How to interpret negative similarity in word2vec

1,898 views

Skip to first unread message

Simon Lindgren

unread,

May 15, 2019, 1:21:21 PM5/15/19

to Gensim

With this code ...

>>> reddit_model.wv.most_similar(positive=["🍔"])
('🍟', 0.9034159183502197)
('🍕', 0.8422054052352905)

... I interpret is as fries being more similar than pizza to burger.

When using "negative", like this ...

>>> reddit_model.wv.most_similar(negative=["🦄"])
('🏀', -0.0860629677772522)

('🔊', -0.09106328338384628)

('🏈', -0.13306763768196106)

... should I interpret football or basketball as being the least similar to unicorn?

Thanks!

Gordon Mohr

unread,

May 15, 2019, 10:56:50 PM5/15/19

to Gensim

The cosine-similarities reported by `most_similar()` will be in the range -1.0 (diametrically-dissimilar) to 1.0 (exactly-similar).

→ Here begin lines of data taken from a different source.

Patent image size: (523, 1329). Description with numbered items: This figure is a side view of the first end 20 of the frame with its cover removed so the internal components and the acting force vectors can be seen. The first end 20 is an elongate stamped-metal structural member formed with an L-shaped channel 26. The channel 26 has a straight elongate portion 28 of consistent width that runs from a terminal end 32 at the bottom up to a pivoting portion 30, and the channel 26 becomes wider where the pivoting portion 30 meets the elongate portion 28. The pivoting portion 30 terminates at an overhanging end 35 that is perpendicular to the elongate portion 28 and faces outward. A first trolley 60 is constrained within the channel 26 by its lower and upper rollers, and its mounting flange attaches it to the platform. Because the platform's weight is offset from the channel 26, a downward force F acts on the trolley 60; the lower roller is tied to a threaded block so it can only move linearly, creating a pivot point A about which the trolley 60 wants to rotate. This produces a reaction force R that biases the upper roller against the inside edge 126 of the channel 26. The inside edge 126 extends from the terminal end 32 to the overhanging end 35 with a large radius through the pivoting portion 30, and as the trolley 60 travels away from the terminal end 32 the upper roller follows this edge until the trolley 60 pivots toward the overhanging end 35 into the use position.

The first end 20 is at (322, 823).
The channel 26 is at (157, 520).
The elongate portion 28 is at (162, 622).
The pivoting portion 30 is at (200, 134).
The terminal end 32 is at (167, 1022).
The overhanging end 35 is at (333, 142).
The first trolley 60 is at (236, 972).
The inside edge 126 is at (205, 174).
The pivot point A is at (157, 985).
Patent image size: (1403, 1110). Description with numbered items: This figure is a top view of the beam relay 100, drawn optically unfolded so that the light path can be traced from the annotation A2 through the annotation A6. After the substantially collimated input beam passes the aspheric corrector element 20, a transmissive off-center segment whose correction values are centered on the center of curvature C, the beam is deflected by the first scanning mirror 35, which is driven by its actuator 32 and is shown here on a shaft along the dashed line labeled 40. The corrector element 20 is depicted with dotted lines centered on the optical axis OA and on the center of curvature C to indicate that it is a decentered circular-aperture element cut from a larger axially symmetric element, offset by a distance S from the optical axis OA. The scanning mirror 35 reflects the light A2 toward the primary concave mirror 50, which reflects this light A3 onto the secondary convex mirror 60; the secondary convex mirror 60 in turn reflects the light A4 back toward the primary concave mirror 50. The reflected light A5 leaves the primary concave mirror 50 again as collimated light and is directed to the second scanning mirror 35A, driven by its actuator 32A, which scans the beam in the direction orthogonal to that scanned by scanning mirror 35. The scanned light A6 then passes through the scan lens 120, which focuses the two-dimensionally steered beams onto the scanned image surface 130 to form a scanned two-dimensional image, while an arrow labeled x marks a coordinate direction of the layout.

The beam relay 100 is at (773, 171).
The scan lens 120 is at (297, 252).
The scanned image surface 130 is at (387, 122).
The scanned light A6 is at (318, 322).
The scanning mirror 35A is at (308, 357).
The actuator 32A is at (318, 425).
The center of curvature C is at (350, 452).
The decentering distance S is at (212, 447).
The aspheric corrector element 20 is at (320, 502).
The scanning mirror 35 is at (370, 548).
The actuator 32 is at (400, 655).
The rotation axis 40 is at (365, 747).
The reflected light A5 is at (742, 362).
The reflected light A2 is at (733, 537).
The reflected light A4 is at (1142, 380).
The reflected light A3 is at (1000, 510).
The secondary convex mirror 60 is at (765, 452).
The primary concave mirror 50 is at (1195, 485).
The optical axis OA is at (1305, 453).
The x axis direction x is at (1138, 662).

Supplying words or vectors as `negative` examples in `most_similar()` just means those items are fully negated – reflected aon every axis - before being combined with any `positive` examples. It's not typical to provide negative examples without any positive examples, as the mere negation of a vector may not have a clear interpretation. (Setting related vectors against each other in the `positive` and `negative` positions *may* be usefully interpretable, as in the classic analogy-solving example of `wordvecs.most_similar(positive=['king', 'woman'], negative=['man'])`, where it's the difference between 'woman' and 'man' that shifts the positive input 'king' nto the general vicinity of a word like 'queen'.)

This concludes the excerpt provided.